Partiellement fermé depuis quatre ans, le Grand Palais a fait l’objet d’une réflexion sur son avenir sans qu’aucun crédit n’ait été engagés depuis. Faute d’une décision politique rapide et d’un budget proche du milliard de francs, le bâtiment ne pourra être disponible pour la grande exposition de l’an 2000 souhaitée par le chef de l’État.
Pas un franc n’a été programmé dans le budget 1997 de la Culture pour la restauration du Grand Palais. La situation est au point mort depuis la fermeture de la grande nef, en 1993, après la chute d’un boulon du haut des 44 m de la structure métallique de la verrière, qui fit brutalement prendre conscience de l’instabilité croissante et dangereuse de l’édifice. Des mesures conservatoires étaient adoptées aussitôt et, en 1995, le président de l’Établissement public du Grand Louvre, Jean Lebrat, était chargé d’une étude d’expertise technique et de réflexion quant à l’"avenir" du lieu.

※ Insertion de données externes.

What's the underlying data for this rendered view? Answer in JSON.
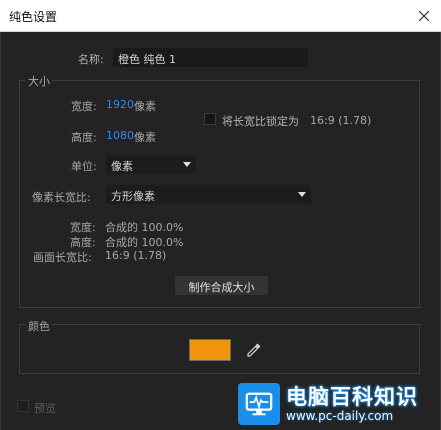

Dans son rapport remis en 1996, Jean Lebrat n’a retenu que trois occupants "légitimes" : la grande nef à usage polyvalent, les galeries d’expositions de la RMN et le palais de la Découverte. "Puisqu’il sera nécessaire de creuser pour la reprise des fondations, explique-il, je suggère qu’un niveau de sous-sol soit réalisé afin d’accueillir des espaces techniques et des réserves, mais en aucun cas un parking automobile". Dans toutes les hypothèses, les occupants non "légitimes" – commissariat de police, université, direction régionale des affaires culturelles… – doivent libérer les lieux, un préalable désormais admis de façon unanime. Cela permettrait de redonner à la grande nef les surfaces (10 000 m2 en plus) qui lui font défaut pour redevenir le rendez-vous international des manifestations de prestige qui manque à la capitale. Demeure en suspens l’affectation des espaces satellites à la grande nef. Dans ses différents scénarios, Jean Lebrat envisage entre autres de déplacer le palais de la Découverte vers la Seine, voire même son départ pur et simple. Dès lors, les galeries d’expositions pourraient s’étendre en sous-sol ou, mieux, s’installer en lieu et place du musée scientifique. Elles bénéficieraient alors d’un espace mieux adapté et surtout d’un éclairage zénithal. Mais l’Éducation nationale oppose une vive résistance à une telle hypothèse, même si certains ont imaginé un renouveau du palais de la Découverte en suggérant son transfert à Lyon.
Trente mois de travaux
L’arbitrage entre ces différents schémas doit être tranché au plus haut niveau de l’État qui, de l’avis de Jean Lebrat, devrait en tant que propriétaire et quel que soit le parti retenu, assumer les travaux de gros œuvre sur le bâti. Il en coûterait près d’un milliard de francs pour la reprise des fondations, la rénovation de la structure métallique rongée par la rouille, le remplacement de pièces de la charpente et d’éléments de la verrière et de la toiture. Dans l’attente d’une décision politique, le Grand Palais continue de s’enfoncer dans le sol, côté Seine, à raison d’un à deux millimètres par an. "Les études techniques sont ficelées, et nous sommes prêts à lancer les appels d’offres aux entreprises dès l’automne", assure Jean-Loup Roubert, l’architecte en charge de l’édifice, qui met en garde les autorités : "Il sera absolument impossible de réaliser les travaux en moins de trente mois".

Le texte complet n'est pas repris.